The SIRT1 (Sirtuin 1) protein is a member of the sirtuin family of NAD+-dependent protein deacetylases.
These enzymes play a crucial role in regulating various cellular processes, including aging, apoptosis (programmed cell death), and metabolism.
SIRT1 has been implicated in the pathogenesis of numerous diseases, such as neurodegenerative disorders, cancer, and metabolic syndrome.
Researchers can leverage the AI-driven platform of PubCompare.ai to enhance the reproducibility and accuracy of their SIRT1 protein research.
This user-friendly tool allows researchers to easily locate protocols from literature, preprints, and patents, and then use AI-driven comparisons to identify the best protocols and products for their SIRT1 studies.
This can help streamline the research process and improve the quality of SIRT1 protein-related findings.

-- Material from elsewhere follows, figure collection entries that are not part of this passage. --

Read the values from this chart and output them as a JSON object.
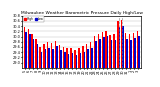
{
  "title": "Milwaukee Weather Barometric Pressure Daily High/Low",
  "high_color": "#ff0000",
  "low_color": "#0000cc",
  "background_color": "#ffffff",
  "ylim": [
    28.8,
    30.8
  ],
  "ytick_vals": [
    29.0,
    29.2,
    29.4,
    29.6,
    29.8,
    30.0,
    30.2,
    30.4,
    30.6,
    30.8
  ],
  "ytick_labels": [
    "29.0",
    "29.2",
    "29.4",
    "29.6",
    "29.8",
    "30.0",
    "30.2",
    "30.4",
    "30.6",
    "30.8"
  ],
  "categories": [
    "5",
    "6",
    "7",
    "8",
    "9",
    "10",
    "11",
    "12",
    "13",
    "14",
    "15",
    "16",
    "17",
    "18",
    "19",
    "20",
    "21",
    "22",
    "23",
    "24",
    "25",
    "26",
    "27",
    "28",
    "29",
    "30",
    "31",
    "1",
    "2",
    "3"
  ],
  "highs": [
    30.38,
    30.28,
    30.1,
    29.9,
    29.6,
    29.72,
    29.78,
    29.74,
    29.82,
    29.68,
    29.6,
    29.55,
    29.58,
    29.48,
    29.58,
    29.62,
    29.72,
    29.78,
    30.02,
    30.1,
    30.18,
    30.22,
    30.05,
    30.08,
    30.58,
    30.62,
    30.12,
    30.08,
    30.15,
    30.22
  ],
  "lows": [
    30.18,
    30.08,
    29.9,
    29.7,
    29.4,
    29.52,
    29.58,
    29.54,
    29.62,
    29.48,
    29.4,
    29.35,
    29.38,
    29.28,
    29.38,
    29.42,
    29.52,
    29.58,
    29.82,
    29.9,
    29.98,
    30.02,
    29.85,
    29.88,
    30.38,
    30.42,
    29.92,
    29.88,
    29.95,
    30.02
  ],
  "dashed_indices": [
    24,
    25
  ],
  "legend_labels": [
    "High",
    "Low"
  ]
}
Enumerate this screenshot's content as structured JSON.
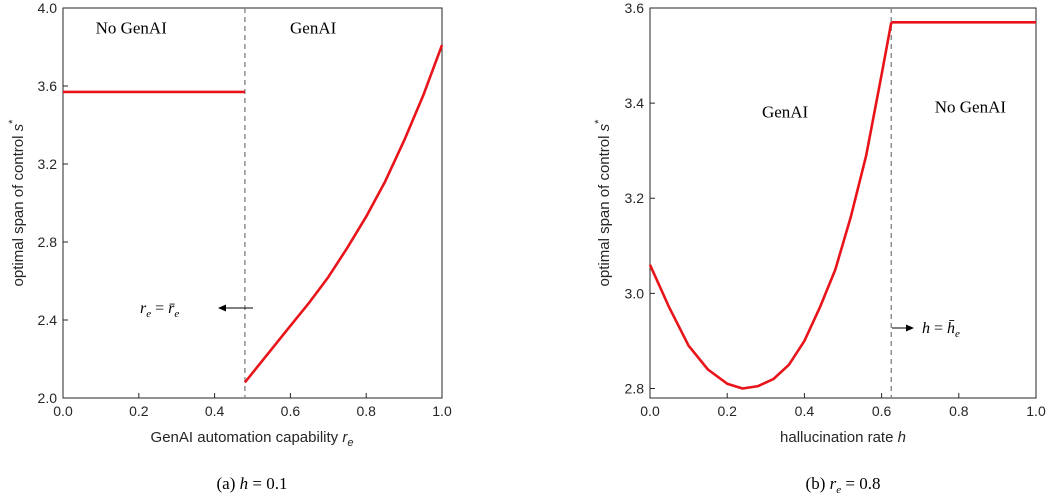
{
  "chart_data": [
    {
      "type": "line",
      "caption": "(a) h = 0.1",
      "xlabel": "GenAI automation capability r_e",
      "ylabel": "optimal span of control s*",
      "xlim": [
        0.0,
        1.0
      ],
      "ylim": [
        2.0,
        4.0
      ],
      "xticks": [
        "0.0",
        "0.2",
        "0.4",
        "0.6",
        "0.8",
        "1.0"
      ],
      "yticks": [
        "2.0",
        "2.4",
        "2.8",
        "3.2",
        "3.6",
        "4.0"
      ],
      "threshold_x": 0.48,
      "annotation": "r_e = r̄_e",
      "regions": [
        {
          "label": "No GenAI",
          "x": 0.18,
          "y": 3.87
        },
        {
          "label": "GenAI",
          "x": 0.66,
          "y": 3.87
        }
      ],
      "series": [
        {
          "color": "#e8141a",
          "x": [
            0.0,
            0.48
          ],
          "y": [
            3.57,
            3.57
          ]
        },
        {
          "color": "#e8141a",
          "x": [
            0.48,
            0.55,
            0.6,
            0.65,
            0.7,
            0.75,
            0.8,
            0.85,
            0.9,
            0.95,
            1.0
          ],
          "y": [
            2.08,
            2.25,
            2.37,
            2.49,
            2.62,
            2.77,
            2.93,
            3.11,
            3.32,
            3.55,
            3.81
          ]
        }
      ]
    },
    {
      "type": "line",
      "caption": "(b) r_e = 0.8",
      "xlabel": "hallucination rate h",
      "ylabel": "optimal span of control s*",
      "xlim": [
        0.0,
        1.0
      ],
      "ylim": [
        2.78,
        3.6
      ],
      "xticks": [
        "0.0",
        "0.2",
        "0.4",
        "0.6",
        "0.8",
        "1.0"
      ],
      "yticks": [
        "2.8",
        "3.0",
        "3.2",
        "3.4",
        "3.6"
      ],
      "threshold_x": 0.625,
      "annotation": "h = h̄_e",
      "regions": [
        {
          "label": "GenAI",
          "x": 0.35,
          "y": 3.37
        },
        {
          "label": "No GenAI",
          "x": 0.83,
          "y": 3.38
        }
      ],
      "series": [
        {
          "color": "#e8141a",
          "x": [
            0.0,
            0.05,
            0.1,
            0.15,
            0.2,
            0.24,
            0.28,
            0.32,
            0.36,
            0.4,
            0.44,
            0.48,
            0.52,
            0.56,
            0.6,
            0.625
          ],
          "y": [
            3.06,
            2.97,
            2.89,
            2.84,
            2.81,
            2.8,
            2.805,
            2.82,
            2.85,
            2.9,
            2.97,
            3.05,
            3.16,
            3.29,
            3.46,
            3.57
          ]
        },
        {
          "color": "#e8141a",
          "x": [
            0.625,
            1.0
          ],
          "y": [
            3.57,
            3.57
          ]
        }
      ]
    }
  ]
}
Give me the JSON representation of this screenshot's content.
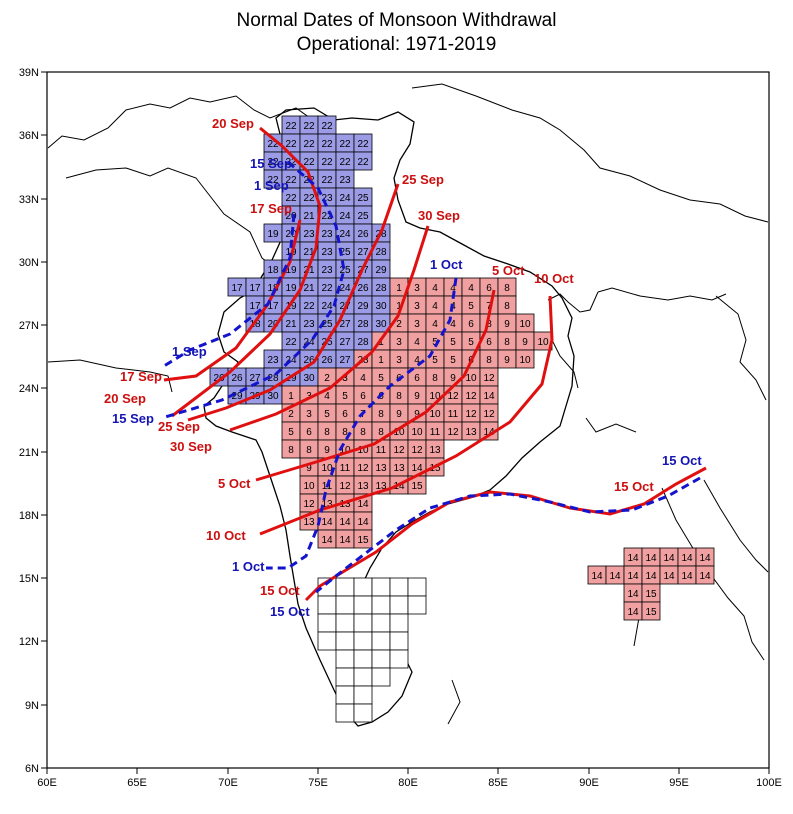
{
  "title": {
    "line1": "Normal Dates of Monsoon Withdrawal",
    "line2": "Operational: 1971-2019"
  },
  "colors": {
    "blue_zone": "#9c9ce6",
    "red_zone": "#f0a0a0",
    "red_line": "#e01010",
    "red_text": "#cc1010",
    "blue_line": "#1414cc",
    "blue_text": "#1414b4"
  },
  "axes": {
    "x_ticks": [
      "60E",
      "65E",
      "70E",
      "75E",
      "80E",
      "85E",
      "90E",
      "95E",
      "100E"
    ],
    "y_ticks": [
      "6N",
      "9N",
      "12N",
      "15N",
      "18N",
      "21N",
      "24N",
      "27N",
      "30N",
      "33N",
      "36N",
      "39N"
    ]
  },
  "red_labels": [
    "20 Sep",
    "17 Sep",
    "25 Sep",
    "30 Sep",
    "5 Oct",
    "10 Oct",
    "17 Sep",
    "20 Sep",
    "25 Sep",
    "30 Sep",
    "5 Oct",
    "10 Oct",
    "15 Oct",
    "15 Oct"
  ],
  "blue_labels": [
    "15 Sep",
    "1 Sep",
    "1 Oct",
    "1 Sep",
    "15 Sep",
    "1 Oct",
    "15 Oct",
    "15 Oct"
  ],
  "grid_rows": [
    [
      "22",
      "22",
      "22"
    ],
    [
      "22",
      "22",
      "22",
      "22",
      "22",
      "22"
    ],
    [
      "22",
      "22",
      "22",
      "22",
      "22",
      "22"
    ],
    [
      "22",
      "22",
      "22",
      "22",
      "23"
    ],
    [
      "22",
      "22",
      "23",
      "24",
      "25"
    ],
    [
      "20",
      "21",
      "22",
      "24",
      "25"
    ],
    [
      "19",
      "20",
      "23",
      "23",
      "24",
      "26",
      "28"
    ],
    [
      "19",
      "21",
      "23",
      "25",
      "27",
      "28"
    ],
    [
      "18",
      "19",
      "21",
      "23",
      "25",
      "27",
      "29"
    ],
    [
      "17",
      "17",
      "18",
      "19",
      "21",
      "22",
      "24",
      "26",
      "28",
      "1",
      "3",
      "4",
      "4",
      "4",
      "6",
      "8"
    ],
    [
      "17",
      "17",
      "19",
      "22",
      "24",
      "27",
      "29",
      "30",
      "1",
      "3",
      "4",
      "4",
      "5",
      "7",
      "8"
    ],
    [
      "18",
      "20",
      "21",
      "23",
      "25",
      "27",
      "28",
      "30",
      "2",
      "3",
      "4",
      "4",
      "6",
      "8",
      "9",
      "10"
    ],
    [
      "22",
      "24",
      "25",
      "27",
      "28",
      "1",
      "3",
      "4",
      "5",
      "5",
      "5",
      "6",
      "8",
      "9",
      "10"
    ],
    [
      "23",
      "24",
      "26",
      "26",
      "27",
      "28",
      "1",
      "3",
      "4",
      "5",
      "5",
      "6",
      "8",
      "9",
      "10"
    ],
    [
      "26",
      "26",
      "27",
      "28",
      "29",
      "30",
      "2",
      "3",
      "4",
      "5",
      "6",
      "6",
      "8",
      "9",
      "10",
      "12"
    ],
    [
      "29",
      "29",
      "30",
      "1",
      "3",
      "4",
      "5",
      "6",
      "6",
      "8",
      "9",
      "10",
      "12",
      "12",
      "14"
    ],
    [
      "2",
      "3",
      "5",
      "6",
      "7",
      "8",
      "9",
      "9",
      "10",
      "11",
      "12",
      "12"
    ],
    [
      "5",
      "6",
      "8",
      "8",
      "8",
      "8",
      "10",
      "10",
      "11",
      "12",
      "13",
      "14"
    ],
    [
      "8",
      "8",
      "9",
      "10",
      "10",
      "11",
      "12",
      "12",
      "13"
    ],
    [
      "9",
      "10",
      "11",
      "12",
      "13",
      "13",
      "14",
      "15"
    ],
    [
      "10",
      "11",
      "12",
      "13",
      "13",
      "14",
      "15"
    ],
    [
      "12",
      "13",
      "13",
      "14"
    ],
    [
      "13",
      "14",
      "14",
      "14"
    ],
    [
      "14",
      "14",
      "15"
    ],
    [
      "14",
      "14",
      "14",
      "14",
      "14"
    ],
    [
      "14",
      "14",
      "14",
      "14",
      "14",
      "14",
      "14"
    ],
    [
      "14",
      "15"
    ],
    [
      "14",
      "15"
    ]
  ]
}
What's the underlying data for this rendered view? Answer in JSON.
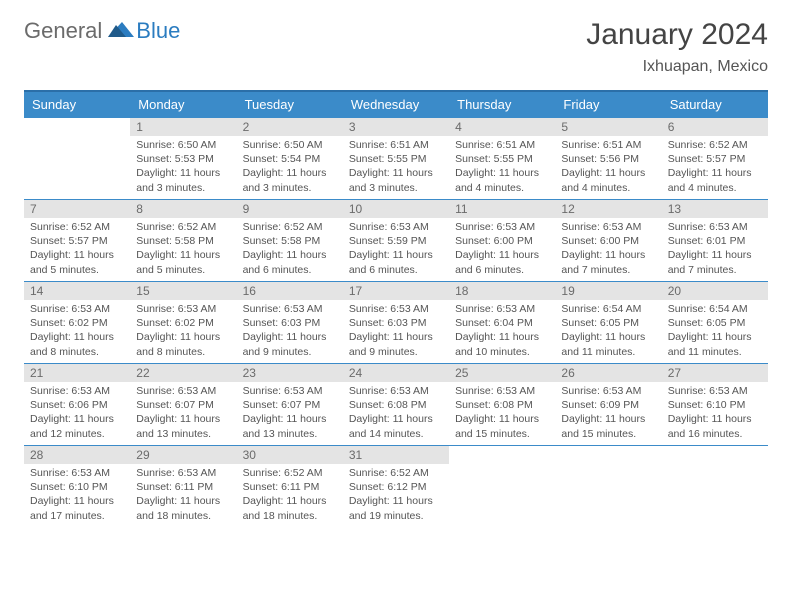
{
  "logo": {
    "part1": "General",
    "part2": "Blue"
  },
  "title": "January 2024",
  "location": "Ixhuapan, Mexico",
  "colors": {
    "header_bg": "#3b8bc9",
    "header_border": "#2b6fa8",
    "daynum_bg": "#e4e4e4",
    "text": "#555555",
    "logo_gray": "#6b6b6b",
    "logo_blue": "#2b7cc0"
  },
  "weekdays": [
    "Sunday",
    "Monday",
    "Tuesday",
    "Wednesday",
    "Thursday",
    "Friday",
    "Saturday"
  ],
  "weeks": [
    [
      null,
      {
        "n": "1",
        "sr": "6:50 AM",
        "ss": "5:53 PM",
        "dl": "11 hours and 3 minutes."
      },
      {
        "n": "2",
        "sr": "6:50 AM",
        "ss": "5:54 PM",
        "dl": "11 hours and 3 minutes."
      },
      {
        "n": "3",
        "sr": "6:51 AM",
        "ss": "5:55 PM",
        "dl": "11 hours and 3 minutes."
      },
      {
        "n": "4",
        "sr": "6:51 AM",
        "ss": "5:55 PM",
        "dl": "11 hours and 4 minutes."
      },
      {
        "n": "5",
        "sr": "6:51 AM",
        "ss": "5:56 PM",
        "dl": "11 hours and 4 minutes."
      },
      {
        "n": "6",
        "sr": "6:52 AM",
        "ss": "5:57 PM",
        "dl": "11 hours and 4 minutes."
      }
    ],
    [
      {
        "n": "7",
        "sr": "6:52 AM",
        "ss": "5:57 PM",
        "dl": "11 hours and 5 minutes."
      },
      {
        "n": "8",
        "sr": "6:52 AM",
        "ss": "5:58 PM",
        "dl": "11 hours and 5 minutes."
      },
      {
        "n": "9",
        "sr": "6:52 AM",
        "ss": "5:58 PM",
        "dl": "11 hours and 6 minutes."
      },
      {
        "n": "10",
        "sr": "6:53 AM",
        "ss": "5:59 PM",
        "dl": "11 hours and 6 minutes."
      },
      {
        "n": "11",
        "sr": "6:53 AM",
        "ss": "6:00 PM",
        "dl": "11 hours and 6 minutes."
      },
      {
        "n": "12",
        "sr": "6:53 AM",
        "ss": "6:00 PM",
        "dl": "11 hours and 7 minutes."
      },
      {
        "n": "13",
        "sr": "6:53 AM",
        "ss": "6:01 PM",
        "dl": "11 hours and 7 minutes."
      }
    ],
    [
      {
        "n": "14",
        "sr": "6:53 AM",
        "ss": "6:02 PM",
        "dl": "11 hours and 8 minutes."
      },
      {
        "n": "15",
        "sr": "6:53 AM",
        "ss": "6:02 PM",
        "dl": "11 hours and 8 minutes."
      },
      {
        "n": "16",
        "sr": "6:53 AM",
        "ss": "6:03 PM",
        "dl": "11 hours and 9 minutes."
      },
      {
        "n": "17",
        "sr": "6:53 AM",
        "ss": "6:03 PM",
        "dl": "11 hours and 9 minutes."
      },
      {
        "n": "18",
        "sr": "6:53 AM",
        "ss": "6:04 PM",
        "dl": "11 hours and 10 minutes."
      },
      {
        "n": "19",
        "sr": "6:54 AM",
        "ss": "6:05 PM",
        "dl": "11 hours and 11 minutes."
      },
      {
        "n": "20",
        "sr": "6:54 AM",
        "ss": "6:05 PM",
        "dl": "11 hours and 11 minutes."
      }
    ],
    [
      {
        "n": "21",
        "sr": "6:53 AM",
        "ss": "6:06 PM",
        "dl": "11 hours and 12 minutes."
      },
      {
        "n": "22",
        "sr": "6:53 AM",
        "ss": "6:07 PM",
        "dl": "11 hours and 13 minutes."
      },
      {
        "n": "23",
        "sr": "6:53 AM",
        "ss": "6:07 PM",
        "dl": "11 hours and 13 minutes."
      },
      {
        "n": "24",
        "sr": "6:53 AM",
        "ss": "6:08 PM",
        "dl": "11 hours and 14 minutes."
      },
      {
        "n": "25",
        "sr": "6:53 AM",
        "ss": "6:08 PM",
        "dl": "11 hours and 15 minutes."
      },
      {
        "n": "26",
        "sr": "6:53 AM",
        "ss": "6:09 PM",
        "dl": "11 hours and 15 minutes."
      },
      {
        "n": "27",
        "sr": "6:53 AM",
        "ss": "6:10 PM",
        "dl": "11 hours and 16 minutes."
      }
    ],
    [
      {
        "n": "28",
        "sr": "6:53 AM",
        "ss": "6:10 PM",
        "dl": "11 hours and 17 minutes."
      },
      {
        "n": "29",
        "sr": "6:53 AM",
        "ss": "6:11 PM",
        "dl": "11 hours and 18 minutes."
      },
      {
        "n": "30",
        "sr": "6:52 AM",
        "ss": "6:11 PM",
        "dl": "11 hours and 18 minutes."
      },
      {
        "n": "31",
        "sr": "6:52 AM",
        "ss": "6:12 PM",
        "dl": "11 hours and 19 minutes."
      },
      null,
      null,
      null
    ]
  ],
  "labels": {
    "sunrise": "Sunrise:",
    "sunset": "Sunset:",
    "daylight": "Daylight:"
  }
}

When conducting SIRT1 protein research, researchers may utilize various techniques and reagents, such as Lipofectamine 2000 for transfection, PVDF (polyvinylidene fluoride) membranes for Western blotting, fetal bovine serum (FBS) for cell culture, BCA (bicinchoninic acid) protein assay kit for protein quantification, RIPA (radioimmunoprecipitation assay) lysis buffer for protein extraction, and TRIzol reagent for RNA extraction.
By combining these tools with the insights from PubCompare.ai's AI-driven platform, researchers can enhance the reproducibility and accuracy of their SIRT1 protein-related studies, leading to more reliable and impactful findings.